Abstract

The study of the long-term history of what has been known since 1960 as the Islamic Republic of Mauritania is possible largely because of inhabitants’ early embrace of Islam in the 8th century. While research on the early pre-Islamic history of the region is limited by the availability of sources to primarily the archaeological, the arrival of Islam through trade networks crossing the Sahara from North Africa meant that Arab merchants and explorers supplied and produced knowledge about the region’s inhabitants, polities, and natural resources that was then written down in Arabic by Muslim chroniclers and historians. Early Muslims were largely Khajirite and Ibadi but the 11th-century Almoravid reformist and educational movement ensured that the region’s Muslims would predominantly follow Sunni Islam as defined by the Maliki school of law and ʿAshari theology. By the time the Almohad empire succeeded the Almoravid in the 12th century, important centers of Islamic scholarship were emerging in major trading towns in the Sahara and along the Senegal River. The expansion of Sufi thought and practice, the arrival of the Arabic-speaking Banu Hassan, and the subsequent development of political entities known as emirates occurred in ensuing centuries and played a part in the genesis of a social structure that valorized the Arabic language, the study of Islam, and claims of descent from the Prophet Muhammad. The arrival of European merchants in the 15th century and the subsequent colonization of the region by the French led to rapid changes in the economic and cultural bases of political authority and social hierarchy, with colonial policy largely valorizing Sufi leaders as political interlocutors and community representatives.
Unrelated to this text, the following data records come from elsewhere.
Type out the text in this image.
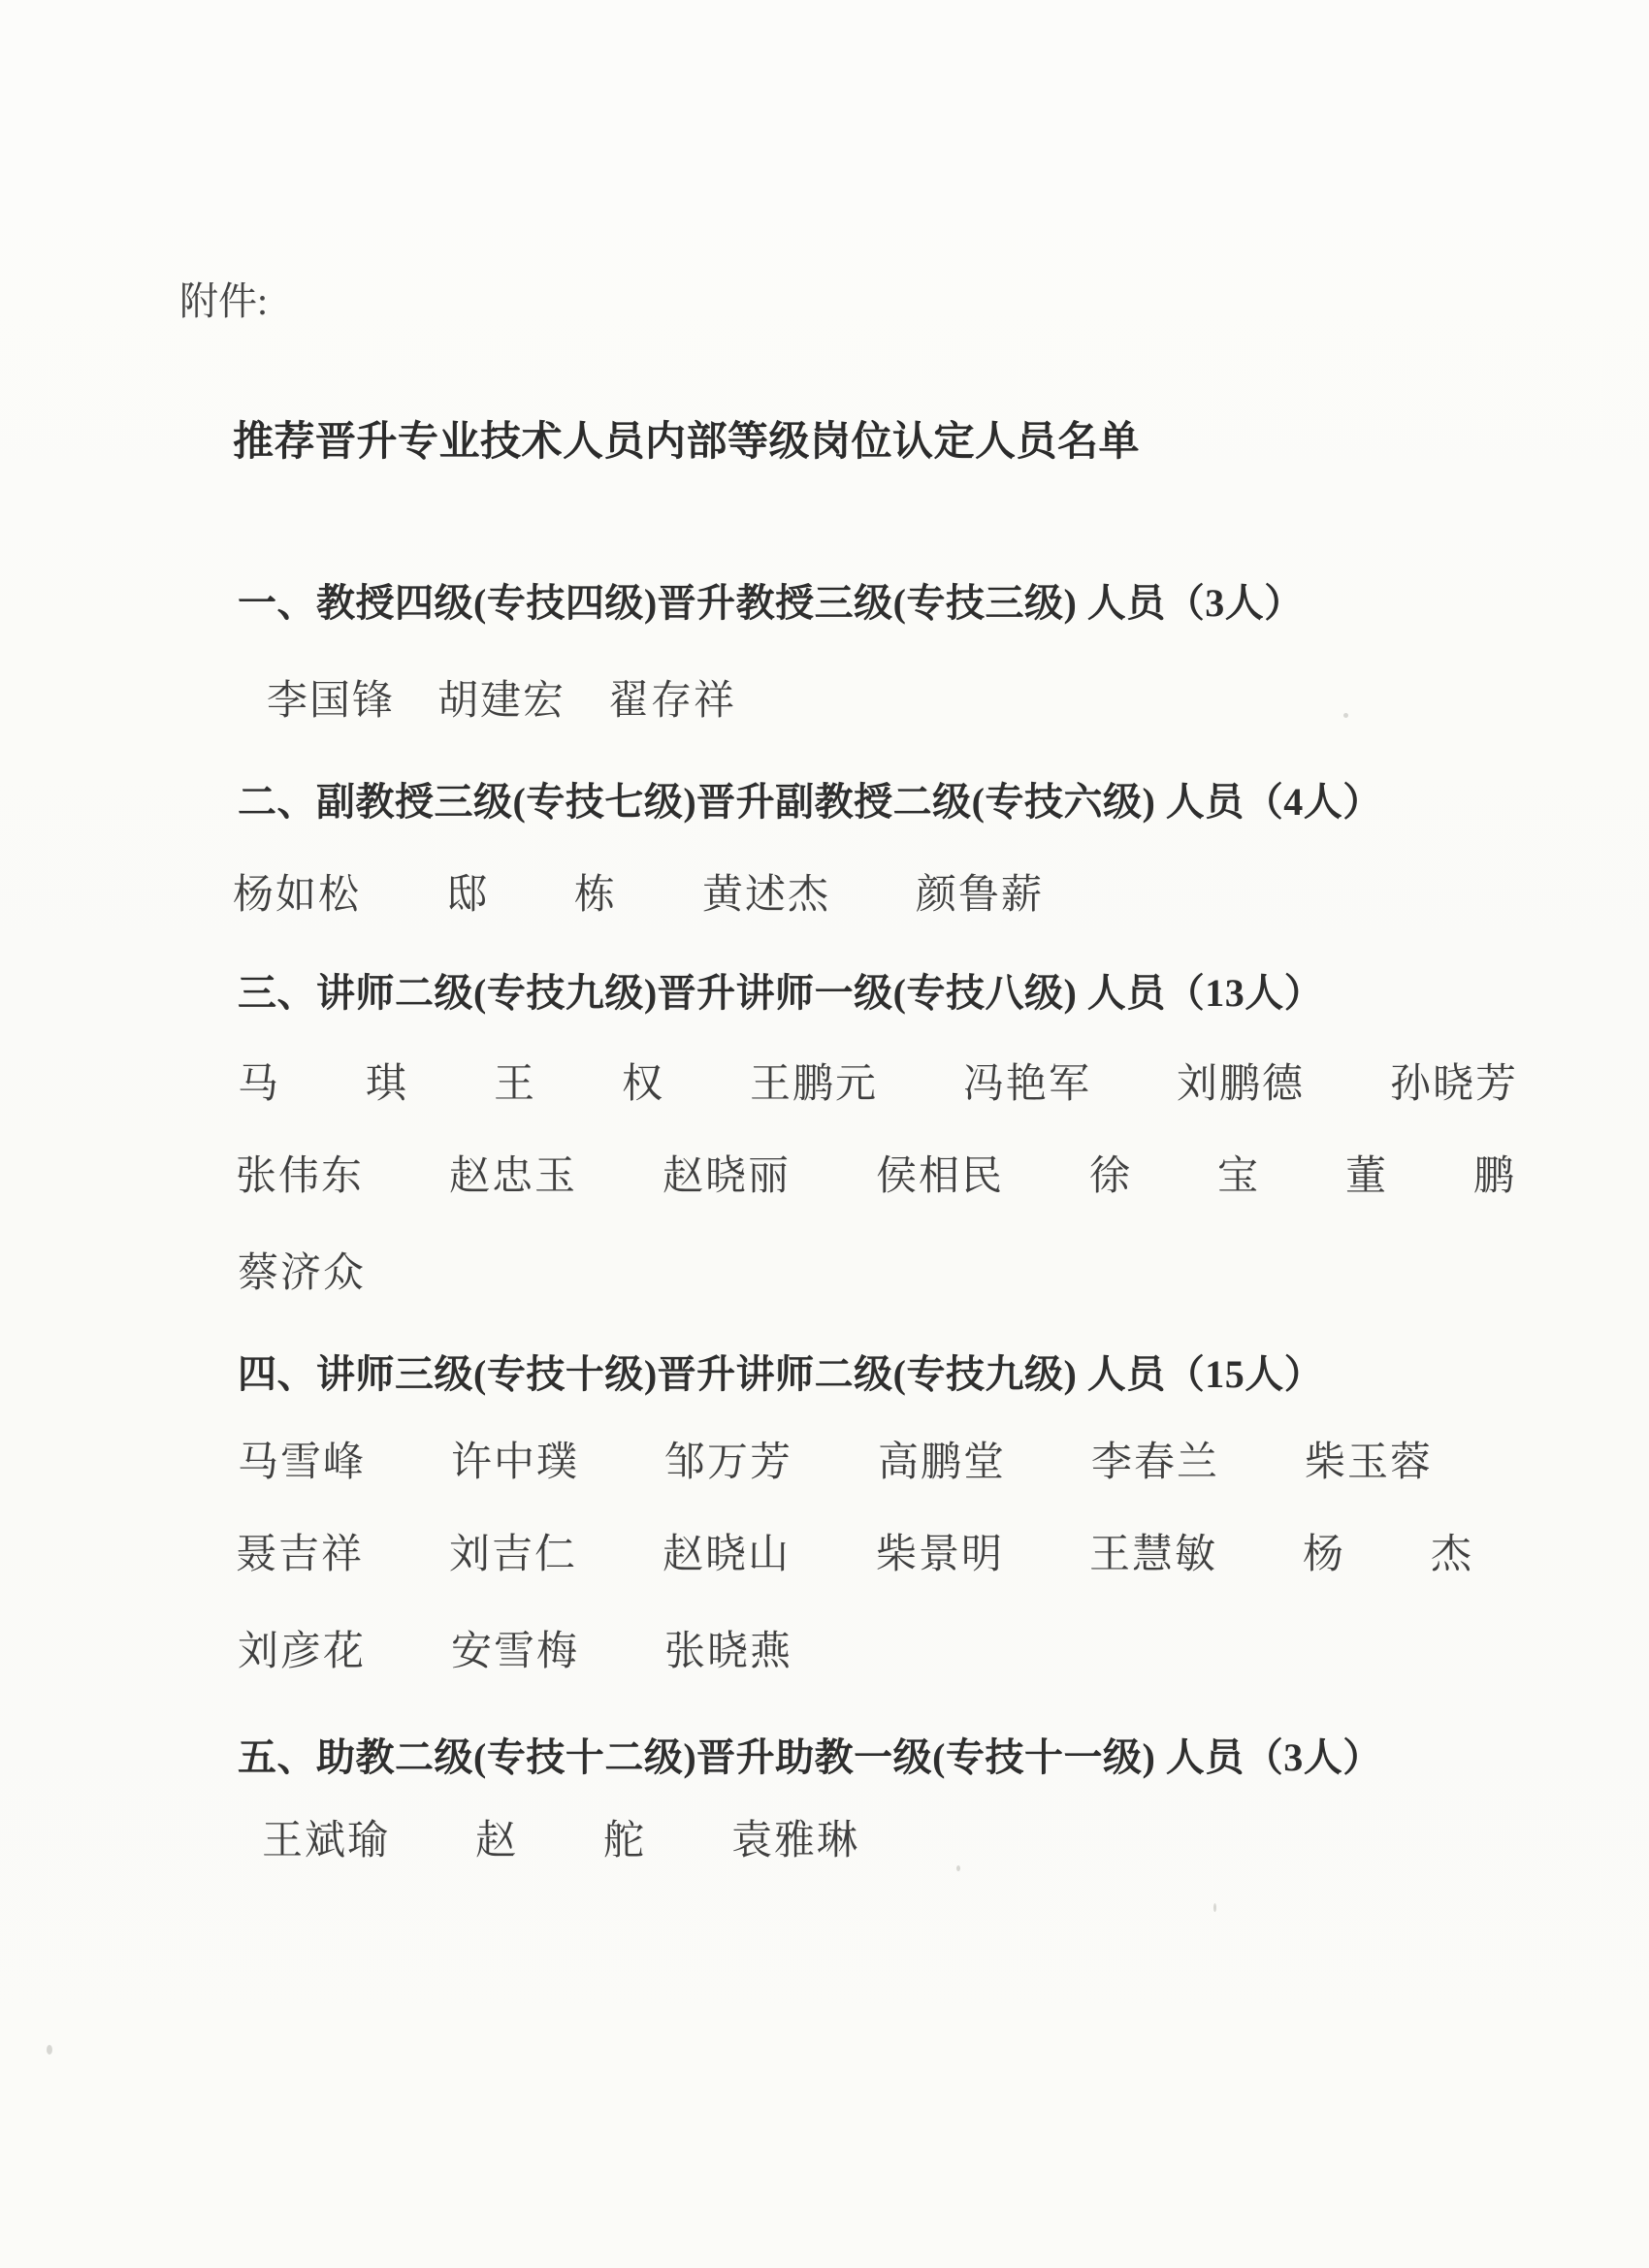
附件:
推荐晋升专业技术人员内部等级岗位认定人员名单
一、教授四级(专技四级)晋升教授三级(专技三级) 人员（3人）
李国锋　胡建宏　翟存祥
二、副教授三级(专技七级)晋升副教授二级(专技六级) 人员（4人）
杨如松　　邸　　栋　　黄述杰　　颜鲁薪
三、讲师二级(专技九级)晋升讲师一级(专技八级) 人员（13人）
马　　琪　　王　　权　　王鹏元　　冯艳军　　刘鹏德　　孙晓芳
张伟东　　赵忠玉　　赵晓丽　　侯相民　　徐　　宝　　董　　鹏
蔡济众
四、讲师三级(专技十级)晋升讲师二级(专技九级) 人员（15人）
马雪峰　　许中璞　　邹万芳　　高鹏堂　　李春兰　　柴玉蓉
聂吉祥　　刘吉仁　　赵晓山　　柴景明　　王慧敏　　杨　　杰
刘彦花　　安雪梅　　张晓燕
五、助教二级(专技十二级)晋升助教一级(专技十一级) 人员（3人）
王斌瑜　　赵　　舵　　袁雅琳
Independence from France in 1960 meant the establishment of an Islamic Republic whose laws are based on a mixed legal system of Maliki Islamic and French civil law. The basis of presidential rule is not religious in nature, though presidents have increasingly used a discourse of religion to legitimize their rule in the face of internal political opposition and external threats from extremist groups such as al-Qaʿeda.